Our examination of the dissent indicates that none of its arguments is supported by any evidence that was not before the suppression court. We find that the dissent’s speculation as to the reasons why the added entry to Morales’ memo book was made, and as to the absence from the investigating ADA’s report and Morales’ Grand Jury testimony of any reference to Morales seeing "what appeared to be the stock of a wooden handle [protruding from the defendant’s waistband]” prior to his drawing his revolver and patting down defendant, does not become a fact, when, as it is here, unsupported by any evidence.
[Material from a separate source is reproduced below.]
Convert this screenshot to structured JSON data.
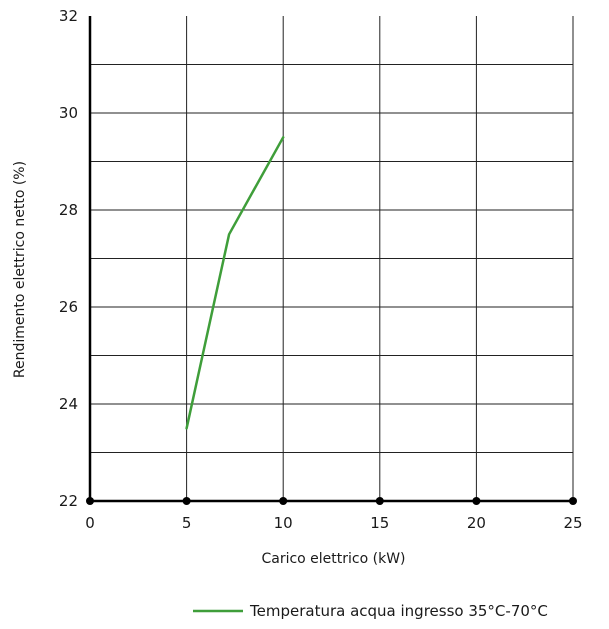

The high degree to which the dissent relies on speculation rather than facts is evidenced by the statement that appears on page 175 of the dissent, which reads: "Common sense would also dictate that a person would not walk right up to a police officer with the stock of a gun visibly present”. In setting forth this speculation, the dissent disregards the defendant’s own testimony that, when he walked through the door of 1065 Manor Avenue and into the courtyard, he did not know that a police officer was standing out there. In pertinent part, defendant testified in answer to these questions on cross-examination:
"Q. [question Assistant District Attorney]: As you were coming out of the building, you didn’t expect to see the police officer; did you?
"A. [answer]: No, sir.
"Q.: In fact, you had no idea the police officer was out there; is that right?
*173"A.: That is right.
"Q.: As you were coming out of the building you had the gun in your front waistband; is that correct?
"A.: Yes, sir.”
In summary, we find that the evidence in the instant case raised issues of credibility, which the suppression court was best able to determine, since it was "Face to face with living witnesses [and therefore] the original trier of the facts holds a position of advantage from which appellate judges are excluded” (Boyd v Boyd, 252 NY 422, 429 [1930]; see also, Matter of Louise E. S. v W. Stephen S., 64 NY2d 946, 947 [1985], which cites Boyd v Boyd as authority). Unlike the dissent, we do not find Officer Morales’ testimony incredible as a matter of law.
Accordingly, we affirm. Concur — Kupferman, J. P., Sandler and Ross, JJ.